Наполеон тоже был талантлив и вдохновенно созидал каждый свой жестокий поход. Лишена ли была созидательной жестокости пыток святейшая инквизиция? И разве ее сила, как и сила Наполеона, не зиждилась на одержимости темнотой?

Тебе и таким, как ты, невозможно понять эти далекие сравнения с твоим маленьким „наполеонствованием“ и узаконенной цивилизованной инквизицией жестокой конкуренции. А между тем все они порождены ослепительной темнотой царящих и порабощающих.

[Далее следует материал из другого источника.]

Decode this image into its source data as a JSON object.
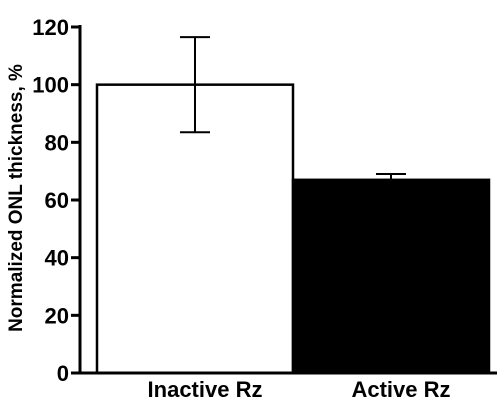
{
  "chart_data": {
    "type": "bar",
    "categories": [
      "Inactive Rz",
      "Active Rz"
    ],
    "values": [
      100,
      67
    ],
    "error": [
      16.5,
      2
    ],
    "bar_fill": [
      "#ffffff",
      "#000000"
    ],
    "bar_stroke": "#000000",
    "title": "",
    "xlabel": "",
    "ylabel": "Normalized ONL thickness, %",
    "ylim": [
      0,
      120
    ],
    "yticks": [
      0,
      20,
      40,
      60,
      80,
      100,
      120
    ],
    "grid": false,
    "legend": "none"
  }
}
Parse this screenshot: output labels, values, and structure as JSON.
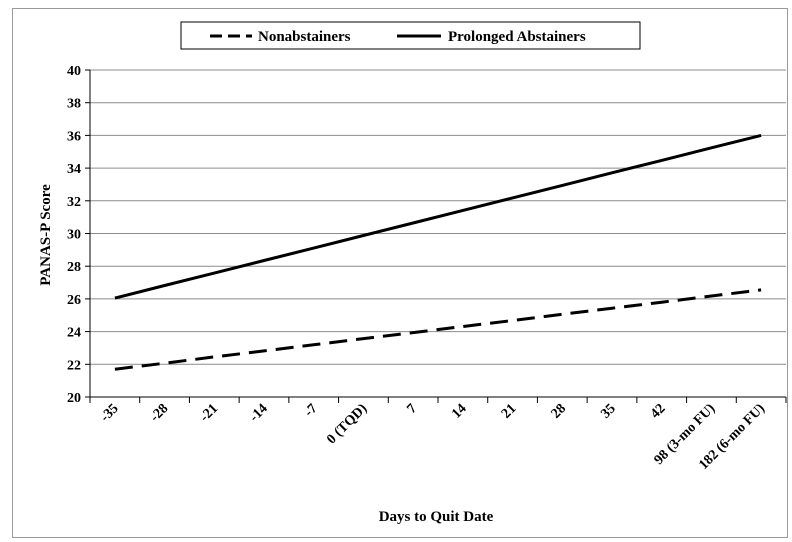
{
  "chart_data": {
    "type": "line",
    "title": "",
    "xlabel": "Days to Quit Date",
    "ylabel": "PANAS-P Score",
    "ylim": [
      20,
      40
    ],
    "yticks": [
      20,
      22,
      24,
      26,
      28,
      30,
      32,
      34,
      36,
      38,
      40
    ],
    "grid": true,
    "legend_position": "top-center",
    "categories": [
      "-35",
      "-28",
      "-21",
      "-14",
      "-7",
      "0 (TQD)",
      "7",
      "14",
      "21",
      "28",
      "35",
      "42",
      "98 (3-mo FU)",
      "182 (6-mo FU)"
    ],
    "series": [
      {
        "name": "Nonabstainers",
        "style": "dashed",
        "color": "#000000",
        "values": [
          21.7,
          22.07,
          22.45,
          22.82,
          23.19,
          23.57,
          23.94,
          24.31,
          24.68,
          25.06,
          25.43,
          25.8,
          26.18,
          26.55
        ]
      },
      {
        "name": "Prolonged Abstainers",
        "style": "solid",
        "color": "#000000",
        "values": [
          26.05,
          26.82,
          27.58,
          28.35,
          29.11,
          29.88,
          30.64,
          31.41,
          32.18,
          32.94,
          33.71,
          34.47,
          35.24,
          36.0
        ]
      }
    ]
  }
}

А ты был темен, обучаясь выборочно, приобретая только те знания, которые тебе могли понадобиться как владельцу своих заводов. У тебя хватило образования, чтобы проглатывать невежественных „молоховых“, таких же недоучек, как и ты, „потаковых“, и не хватило ума, как только ты вышел на большую арену. Тебя проглотили знающие лучше, чем ты, „географию“ капитализма и приемы его широкого порабощения. Но и они так же самозабвенно темны, не допуская, что, кроме „географии“ закабаления, есть еще история нарастающего раскрепощения человечества.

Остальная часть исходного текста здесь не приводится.